If not RDMA, then what?
In prior blog posts, I talked about some of the challenges that are associated with implementing MPI over RMA- or RDMA-based networks. The natural question then becomes, “What’s the alternative?”
There’s at least two general classes of alternatives:
- General purpose networks (e.g., Ethernet — perhaps using TCP/IP or even UDP)
- Special purpose networks (i.e., built specifically for MPI)
This doesn’t even mention shared memory, but let’s return to shared memory as an MPI transport in a future post.
General purpose networks such as Ethernet were among the first targets for MPI back in the mid-90’s. TCP and UDP were the obvious choices, but let’s just discuss TCP here for brevity.

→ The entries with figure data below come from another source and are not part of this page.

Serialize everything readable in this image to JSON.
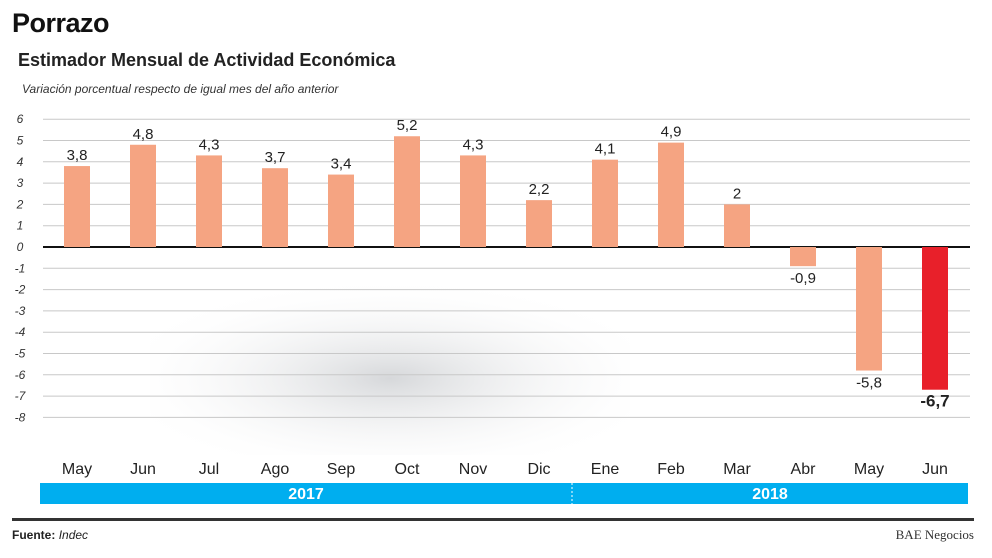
{
  "header": {
    "title": "Porrazo",
    "subtitle": "Estimador Mensual de Actividad Económica"
  },
  "chart_data": {
    "type": "bar",
    "title": "Estimador Mensual de Actividad Económica",
    "ylabel": "Variación porcentual respecto de igual mes del año anterior",
    "xlabel": "",
    "categories": [
      "May",
      "Jun",
      "Jul",
      "Ago",
      "Sep",
      "Oct",
      "Nov",
      "Dic",
      "Ene",
      "Feb",
      "Mar",
      "Abr",
      "May",
      "Jun"
    ],
    "years": [
      {
        "label": "2017",
        "span": 8
      },
      {
        "label": "2018",
        "span": 6
      }
    ],
    "values": [
      3.8,
      4.8,
      4.3,
      3.7,
      3.4,
      5.2,
      4.3,
      2.2,
      4.1,
      4.9,
      2,
      -0.9,
      -5.8,
      -6.7
    ],
    "data_labels": [
      "3,8",
      "4,8",
      "4,3",
      "3,7",
      "3,4",
      "5,2",
      "4,3",
      "2,2",
      "4,1",
      "4,9",
      "2",
      "-0,9",
      "-5,8",
      "-6,7"
    ],
    "yticks": [
      6,
      5,
      4,
      3,
      2,
      1,
      0,
      -1,
      -2,
      -3,
      -4,
      -5,
      -6,
      -7,
      -8
    ],
    "ylim": [
      -8,
      6
    ],
    "grid": true,
    "colors": {
      "bar": "#f5a482",
      "highlight": "#e8202a",
      "year_band": "#00aeef"
    },
    "highlight_index": 13
  },
  "footer": {
    "source_label": "Fuente:",
    "source": "Indec",
    "brand": "BAE Negocios"
  }
}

It’s not too difficult to map MPI’s 2-sided semantics on to TCP’s 2-sided semantics. Sure, there’s some “gotchas” to deal with, such as lazy connections (e.g., opening a TCP socket to the peer the first time you MPI_SEND to it), the fact that TCP doesn’t have message-based semantics, NAT and other private networking issues, etc. But even with that, TCP matches MPI’s semantics fairly well. MPI effectively hides a bunch of the underlying TCP communication gorp from the application (sidenote: try to use the word “gorp” in a conversation today) and tries to let the application focus on, well, the application.
There are other networks that were specifically built for MPI, meaning that they present user-level software APIs that map very well to many MPI implementations. Networks that immediately jump to mind are most well-known by their network APIs: MX, Portals, PSM, Tports, and Elan. Such networks typically have unique hardware features and corresponding firmware abstractions that are specifically designed to be used as the lower layer to an MPI implementation.
For example, if there is no shared memory (e.g., on some Cray models), the NIC can do MPI communicator+tag matching in hardware. This is actually a fairly complex task, and is in the critical performance path — MPI matching has a direct impact on short message latency. Implementing it in hardware can definitely be a performance win.
Other examples include supporting some level of MPI collective operations directly in the NIC. Such functionality can definitely be a performance win — the progression of a collective operation between multiple processes can asynchronously advance without any involvement of the main CPU. This can create a tremendous speedup compared to software-based collective algorithm implementations.
PSM is a little different than the others, however. The underlying PSM NIC is (intentionally) rock stupid; the PSM middleware is very smart. Instead of hardware asynchronous progress, PSM has a custom kernel driver that provides all the smarts and asynchronicity (use “asychronicity” in a sentence today, too).
To be clear, having a network API that presents MPI-friendly abstractions to an MPI implementation is not sufficient: the network hardware and/or firmware must natively support such MPI concepts. PSM blurs this definition a little, but without hardware/firmware support IMHO, it’s just the same old network, dressed up with middleware under MPI that hides the complexity.